Measurement tooling: How operators measure whether the file is doing anything. Server logs and crawler hit rates are the obvious primary signal, but the field still lacks a clean way to attribute downstream AI citations to llms-full.txt ingestion specifically.
Editorial-content question: Whether content-marketing sites should bother. The current evidence says probably not at scale, but the data is preliminary and the cost of building a minimal file is low. Watch behavior in the next 6-12 months before committing serious resource.

Frequently asked

What's the difference between llms.txt and llms-full.txt?

llms.txt acts as a curated table of contents pointing AI systems to relevant sources - a streamlined navigation index. llms-full.txt contains the entire documentation content in one Markdown file, ready for single-request ingestion with no additional fetching or HTML parsing required. Most implementations ship both files, with llms.txt linking to llms-full.txt.

How big should the file be?

AI crawlers apply soft limits where files over 100KB are often partially indexed or deprioritized - that's the strictest guidance for llms.txt itself. llms-full.txt will be larger by design but should still prioritize curation.

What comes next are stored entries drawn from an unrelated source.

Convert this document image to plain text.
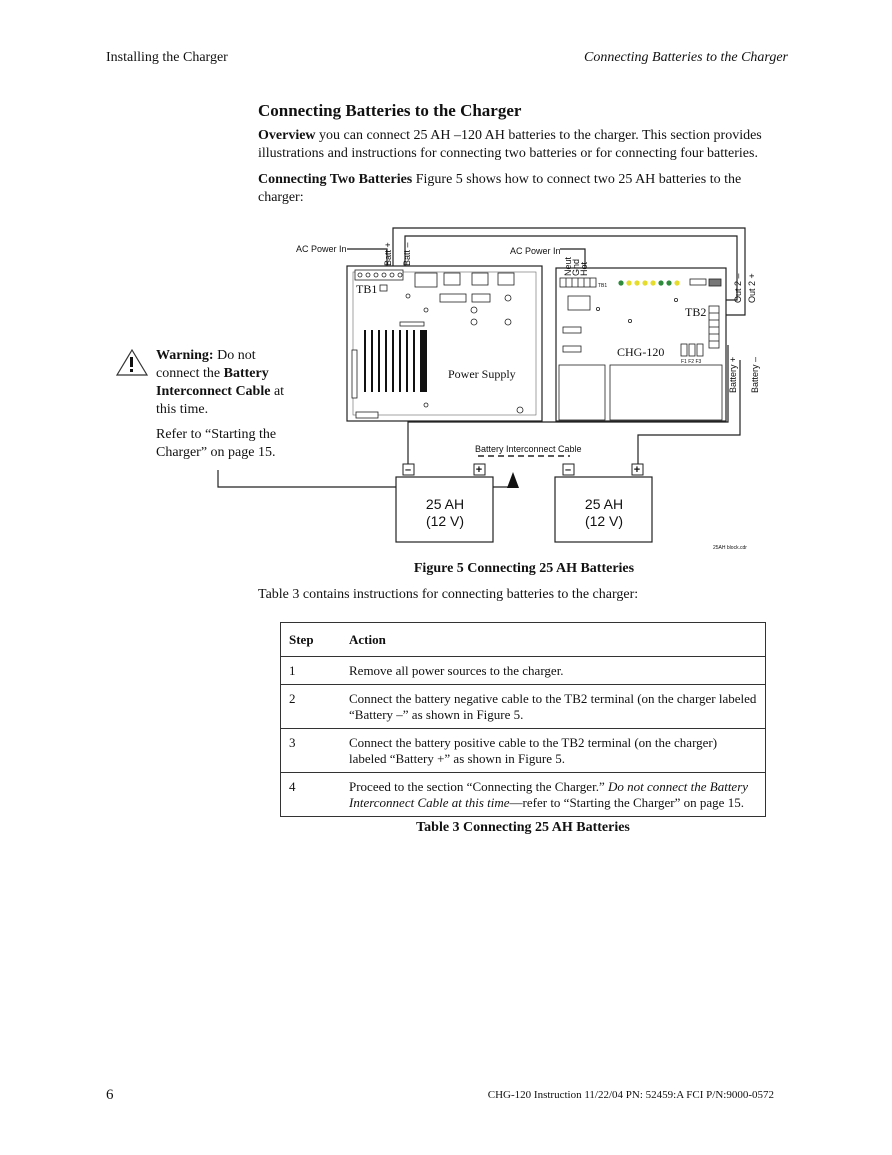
Installing the Charger	Connecting Batteries to the Charger
Connecting Batteries to the Charger
Overview you can connect 25 AH –120 AH batteries to the charger. This section provides illustrations and instructions for connecting two batteries or for connecting four batteries.
Connecting Two Batteries Figure 5 shows how to connect two 25 AH batteries to the charger:
AC Power In	AC Power In
Batt + Batt –
Neut
Gnd
Hot
Out 2 – Out 2 +
Battery + Battery –
Battery Interconnect Cable
TB1
F1 F2 F3
25AH block.cdr
TB1
TB2
Power Supply
CHG-120
–	+	–	+
25 AH
(12 V)
25 AH
(12 V)
Warning: Do not connect the Battery Interconnect Cable at this time.
Refer to “Starting the Charger” on page 15.
Figure 5 Connecting 25 AH Batteries
Table 3 contains instructions for connecting batteries to the charger:
Step	Action
1	Remove all power sources to the charger.
2	Connect the battery negative cable to the TB2 terminal (on the charger labeled “Battery –” as shown in Figure 5.
3	Connect the battery positive cable to the TB2 terminal (on the charger) labeled “Battery +” as shown in Figure 5.
4	Proceed to the section “Connecting the Charger.” Do not connect the Battery Interconnect Cable at this time—refer to “Starting the Charger” on page 15.
Table 3 Connecting 25 AH Batteries
6	CHG-120 Instruction 11/22/04 PN: 52459:A FCI P/N:9000-0572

Aim for 20-50 priority documents rather than mirroring your full sitemap. Context windows are expanding but focus, not size, is the actual constraint.

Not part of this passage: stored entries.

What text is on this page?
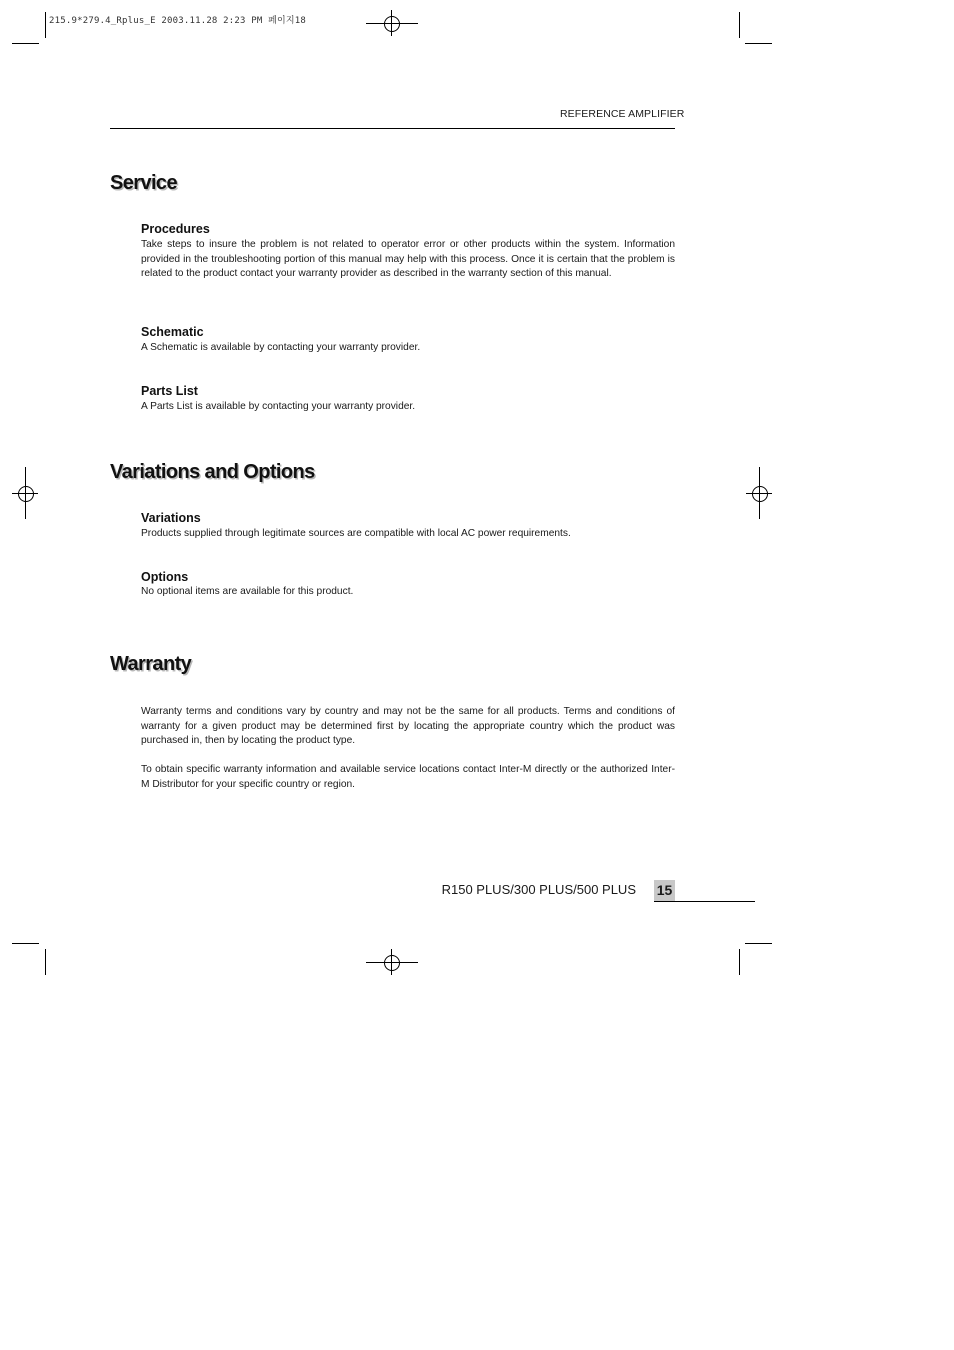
215.9*279.4_Rplus_E 2003.11.28 2:23 PM 페이지18
REFERENCE AMPLIFIER
Service
Procedures

Take steps to insure the problem is not related to operator error or other products within the system. Information provided in the troubleshooting portion of this manual may help with this process. Once it is certain that the problem is related to the product contact your warranty provider as described in the warranty section of this manual.

Schematic

A Schematic is available by contacting your warranty provider.

Parts List

A Parts List is available by contacting your warranty provider.

Variations and Options
Variations

Products supplied through legitimate sources are compatible with local AC power requirements.

Options

No optional items are available for this product.

Warranty

Warranty terms and conditions vary by country and may not be the same for all products. Terms and conditions of warranty for a given product may be determined first by locating the appropriate country which the product was purchased in, then by locating the product type.

To obtain specific warranty information and available service locations contact Inter-M directly or the authorized Inter-M Distributor for your specific country or region.

R150 PLUS/300 PLUS/500 PLUS 15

Will llms-full.txt boost my AI citations?

Probably not directly. Statistical analysis and machine-learning models have found no measurable effect of llms.txt on how often a domain is cited by LLMs. The value is in content accuracy when AI systems do reference your material, plus measurable signal that LLMs access llms-full.txt more frequently than llms.txt. For documentation-heavy products this is where the standard genuinely earns its keep.

Where do I host the file and what headers do I need?

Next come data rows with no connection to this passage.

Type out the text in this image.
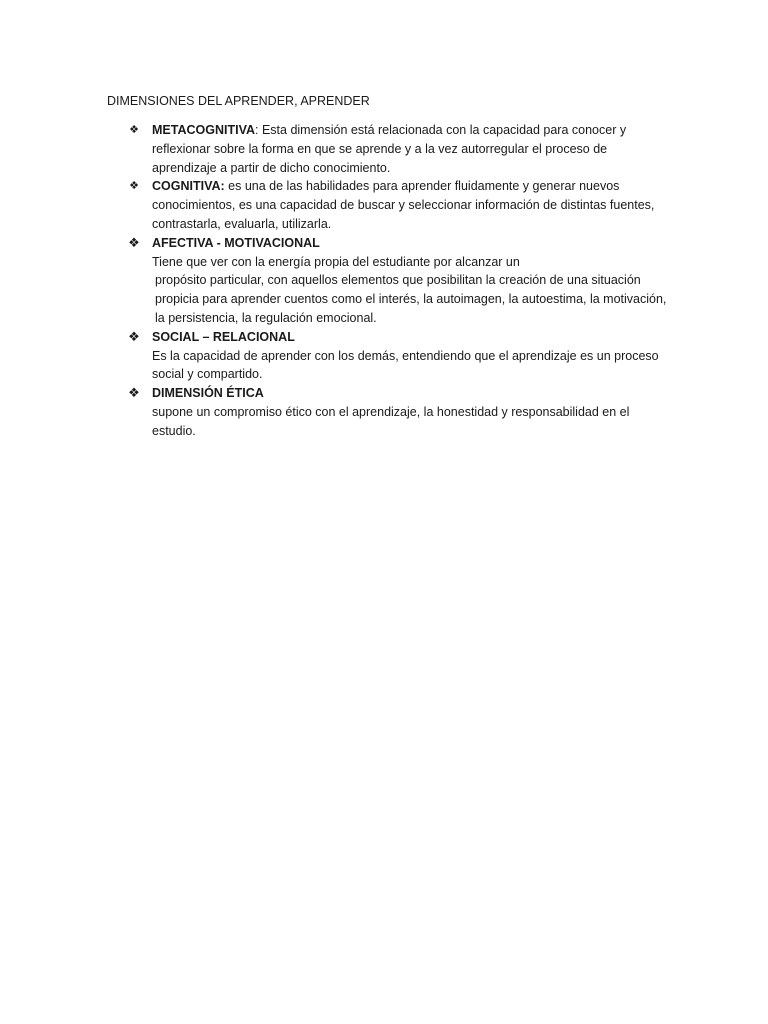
DIMENSIONES DEL APRENDER, APRENDER
❖ METACOGNITIVA: Esta dimensión está relacionada con la capacidad para conocer y reflexionar sobre la forma en que se aprende y a la vez autorregular el proceso de aprendizaje a partir de dicho conocimiento.
❖ COGNITIVA: es una de las habilidades para aprender fluidamente y generar nuevos conocimientos, es una capacidad de buscar y seleccionar información de distintas fuentes, contrastarla, evaluarla, utilizarla.
❖ AFECTIVA - MOTIVACIONAL
Tiene que ver con la energía propia del estudiante por alcanzar un
propósito particular, con aquellos elementos que posibilitan la creación de una situación propicia para aprender cuentos como el interés, la autoimagen, la autoestima, la motivación, la persistencia, la regulación emocional.
❖ SOCIAL – RELACIONAL
Es la capacidad de aprender con los demás, entendiendo que el aprendizaje es un proceso social y compartido.
❖ DIMENSIÓN ÉTICA
supone un compromiso ético con el aprendizaje, la honestidad y responsabilidad en el estudio.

Serve both files from the root of your primary domain (and from any documentation subdomain). Set Content-Type to text/plain; charset=utf-8 and enable gzip or Brotli compression. Verify HTTP 200, correct encoding, and that your CDN is not blocking the path. Both files are also available at any level of your hierarchy - /docs/llms.txt and /docs/ai-features/llms-full.txt are valid.

Do auto-generators handle this for me?

For most documentation platforms, yes. Mintlify and Fern auto-generate token-optimized llms.txt and llms-full.txt files whenever your documentation changes. GitBook added support in early 2025. WordPress operators can use Yoast SEO or the Website LLMs.txt plugin. Static-site generators have sphinx-llms-txt, eleventy-plugin-llms-txt, and gatsby-plugin-llms-txt. Custom stacks (Next.js, Nuxt, SvelteKit) typically generate from the headless CMS.

References

llms.txt specification. Jeremy Howard (Answer.AI). Proposed September 2024. llmstxt.org
Mintlify documentation platform. llms-full.txt collaboration with Anthropic; auto-generation of /llms.txt, /llms-full.txt, and .md page versions for all customers.
Profound. Crawler-traffic analysis showing LLM access frequency to llms-full.txt vs llms.txt.
ProGEO.ai. Fortune 500 adoption study (March 2026) measuring llms.txt, JSON-LD, and AI directives in robots.txt across the Fortune 500. Finding: 7.4% Fortune 500 adoption of llms.txt.
SE Ranking. Adoption study across approximately 300,000 domains. Finding: 10.13% of domains had llms.txt deployed.
Fern. Documentation platform reporting that serving Markdown instead of HTML reduces token consumption by 90%+ versus equivalent HTML pages.
Anthropic. Adopted llms.txt and llms-full.txt for Claude documentation via Mintlify partnership.
Google. Included an llms.txt file in the Agents to Agents (A2A) protocol release.
Yoast SEO (WordPress). llms.txt generation feature with one-click activation and weekly regeneration via WordPress cron.
GitBook. llms.txt support shipped January 2025; llms-full.txt and .md page support added June 2025.